A 2025 study from the University of Massachusetts added more nuance, testing household ingredients against commercial produce-wash products. Soaking in 2% corn starch followed by soaking in 5% baking soda was the most effective homemade strategy, removing over 94% of thiabendazole. The practical formula for home use: add 1 teaspoon of baking soda to every 2 cups of cold water, submerge your fruit, and let it soak for 12 to 15 minutes, the time helps the baking soda do its job. Follow with a rinse under cold running water and a gentle scrub for firmer fruit. The labor-to-benefit ratio is actually quite reasonable for the weekend; less so for the Tuesday school run.
The Hard Truth About Systemic Pesticides
A baking soda soak handles surface residues reasonably well. But it runs into a wall with systemic compounds. Thiabendazole, a systemic pesticide, penetrated 4-fold deeper into the apple peel than did phosmet, a non-systemic pesticide, leading to more residues inside the apple that could not be washed away using even the baking soda solution. Peeling helps, but at a cost. Peeling apples helps to remove pesticides that have penetrated the fruit; however, it also reduces nutritional content. The fiber, the polyphenols, the antioxidants — all concentrated in the skin you just removed.
While the peel can act as a barrier that slows pesticide absorption, some pesticides can penetrate deep into the fruit or vegetable. Some can even move across thick-skinned fruit such as citrus and bananas. Which means the comforting logic of “I only eat the inside” doesn’t hold up as neatly as we’d like.
The longer pesticides sit on fruits and vegetables, the deeper they’re absorbed, and the harder they become to remove, which makes the timing of washing genuinely relevant. Washing right before eating, rather than at the start of the week when you unpack groceries, may actually matter. And one variable that the research almost never discusses: the mechanical action of rubbing. The majority of pesticide residue appears to reside on the surface of produce, where it is removed by the mechanical action of rinsing — meaning the physical scrubbing motion may do more work than the water chemistry itself.
A Practical Reset for Your Kitchen Routine
No household washing method eliminates pesticide exposure entirely. That’s the honest summary of a decade of food safety research. “The effect of washing is not going to be consistent across all pesticides and probably not across all fruit and vegetable items,” as one food safety researcher put it. But reduction is still meaningful, and some choices have more impact than others.

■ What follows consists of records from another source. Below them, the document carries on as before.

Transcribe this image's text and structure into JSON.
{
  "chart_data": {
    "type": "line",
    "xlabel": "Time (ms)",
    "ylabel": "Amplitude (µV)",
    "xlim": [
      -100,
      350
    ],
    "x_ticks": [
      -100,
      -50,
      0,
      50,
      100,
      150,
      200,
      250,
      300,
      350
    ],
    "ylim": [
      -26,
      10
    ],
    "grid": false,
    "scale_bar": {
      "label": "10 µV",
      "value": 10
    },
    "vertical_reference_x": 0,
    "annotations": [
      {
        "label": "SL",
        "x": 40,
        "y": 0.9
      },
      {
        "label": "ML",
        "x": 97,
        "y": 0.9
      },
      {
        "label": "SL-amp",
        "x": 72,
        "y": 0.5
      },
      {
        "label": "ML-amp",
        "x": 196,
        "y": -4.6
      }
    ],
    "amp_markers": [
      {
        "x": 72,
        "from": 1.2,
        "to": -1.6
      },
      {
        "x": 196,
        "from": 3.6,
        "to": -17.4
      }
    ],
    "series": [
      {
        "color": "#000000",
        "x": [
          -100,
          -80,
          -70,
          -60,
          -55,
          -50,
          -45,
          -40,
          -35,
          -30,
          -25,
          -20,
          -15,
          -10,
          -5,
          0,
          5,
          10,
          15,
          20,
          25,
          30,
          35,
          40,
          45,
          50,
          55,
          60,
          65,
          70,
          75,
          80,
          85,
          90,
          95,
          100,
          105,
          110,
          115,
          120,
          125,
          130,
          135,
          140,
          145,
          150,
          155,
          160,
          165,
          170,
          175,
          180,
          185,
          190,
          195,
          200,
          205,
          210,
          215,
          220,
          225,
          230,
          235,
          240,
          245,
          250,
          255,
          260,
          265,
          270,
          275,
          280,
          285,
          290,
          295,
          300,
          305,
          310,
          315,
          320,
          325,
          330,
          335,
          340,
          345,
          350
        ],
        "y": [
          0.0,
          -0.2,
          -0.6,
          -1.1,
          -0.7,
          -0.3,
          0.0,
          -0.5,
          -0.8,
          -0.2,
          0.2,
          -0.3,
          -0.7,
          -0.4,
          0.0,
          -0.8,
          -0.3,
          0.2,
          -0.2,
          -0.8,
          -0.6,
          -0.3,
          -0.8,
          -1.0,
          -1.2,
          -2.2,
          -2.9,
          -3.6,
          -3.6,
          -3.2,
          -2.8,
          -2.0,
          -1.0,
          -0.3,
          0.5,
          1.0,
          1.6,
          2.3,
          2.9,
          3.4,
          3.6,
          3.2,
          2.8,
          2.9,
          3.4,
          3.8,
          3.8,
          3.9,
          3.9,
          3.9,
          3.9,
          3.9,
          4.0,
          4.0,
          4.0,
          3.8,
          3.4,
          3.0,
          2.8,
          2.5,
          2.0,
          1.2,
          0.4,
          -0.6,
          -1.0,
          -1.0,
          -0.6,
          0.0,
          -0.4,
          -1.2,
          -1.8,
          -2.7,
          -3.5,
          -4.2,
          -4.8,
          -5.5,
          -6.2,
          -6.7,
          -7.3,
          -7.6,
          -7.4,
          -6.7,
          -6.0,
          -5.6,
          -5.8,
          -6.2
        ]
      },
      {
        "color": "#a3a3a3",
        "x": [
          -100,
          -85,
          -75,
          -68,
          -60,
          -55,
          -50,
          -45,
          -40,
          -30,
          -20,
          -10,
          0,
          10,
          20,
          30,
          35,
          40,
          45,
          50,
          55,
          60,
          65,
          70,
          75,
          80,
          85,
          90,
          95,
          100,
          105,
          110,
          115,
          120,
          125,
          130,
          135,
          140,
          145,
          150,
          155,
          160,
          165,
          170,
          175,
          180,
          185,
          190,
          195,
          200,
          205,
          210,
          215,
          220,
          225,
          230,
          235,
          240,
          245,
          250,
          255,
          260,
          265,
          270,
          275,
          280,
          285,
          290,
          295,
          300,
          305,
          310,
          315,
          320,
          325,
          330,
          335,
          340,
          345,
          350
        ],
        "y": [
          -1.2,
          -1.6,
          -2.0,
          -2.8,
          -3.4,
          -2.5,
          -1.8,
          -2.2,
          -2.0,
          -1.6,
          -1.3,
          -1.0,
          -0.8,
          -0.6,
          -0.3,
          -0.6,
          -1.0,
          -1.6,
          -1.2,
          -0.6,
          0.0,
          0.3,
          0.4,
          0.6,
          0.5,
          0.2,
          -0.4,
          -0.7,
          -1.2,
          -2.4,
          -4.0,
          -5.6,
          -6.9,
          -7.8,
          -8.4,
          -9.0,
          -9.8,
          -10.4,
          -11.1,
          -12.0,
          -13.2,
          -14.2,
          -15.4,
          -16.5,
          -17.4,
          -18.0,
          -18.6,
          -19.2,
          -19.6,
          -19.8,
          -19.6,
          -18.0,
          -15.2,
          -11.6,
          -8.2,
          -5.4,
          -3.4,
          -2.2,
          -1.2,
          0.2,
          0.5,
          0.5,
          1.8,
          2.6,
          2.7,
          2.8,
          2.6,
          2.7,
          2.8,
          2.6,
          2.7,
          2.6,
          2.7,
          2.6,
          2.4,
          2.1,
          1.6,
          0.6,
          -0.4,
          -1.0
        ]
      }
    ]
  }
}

For firm fruit, apples, pears, peaches, a baking soda soak is your best practical tool at home. For soft berries, which can absorb soaking liquid and deteriorate fast, a thorough rinse under cold running water with gentle rubbing remains the advised method. Pesticide removal generally improves with increased washing time. Pyrethroid pesticides are the easiest to remove, whereas chlorpyrifos proved the most resistant to washing.
The produce that carries the highest pesticide load year after year, strawberries, spinach, kale, grapes, peaches, cherries, apples — are among those most consistently flagged in annual residue analyses. For these, the case for buying organic is more straightforward than for, say, an avocado or a pineapple, whose thick rinds provide natural protection. A 2012 study estimated that increasing fruit and vegetable consumption could prevent 20,000 cancer cases annually, while 10 cases of cancer per year could be attributed to consumption of pesticides from the additional produce. The math, still strongly favors eating the fruit. What’s worth questioning is whether the water running over the apple for four seconds is doing half the job we imagine it is.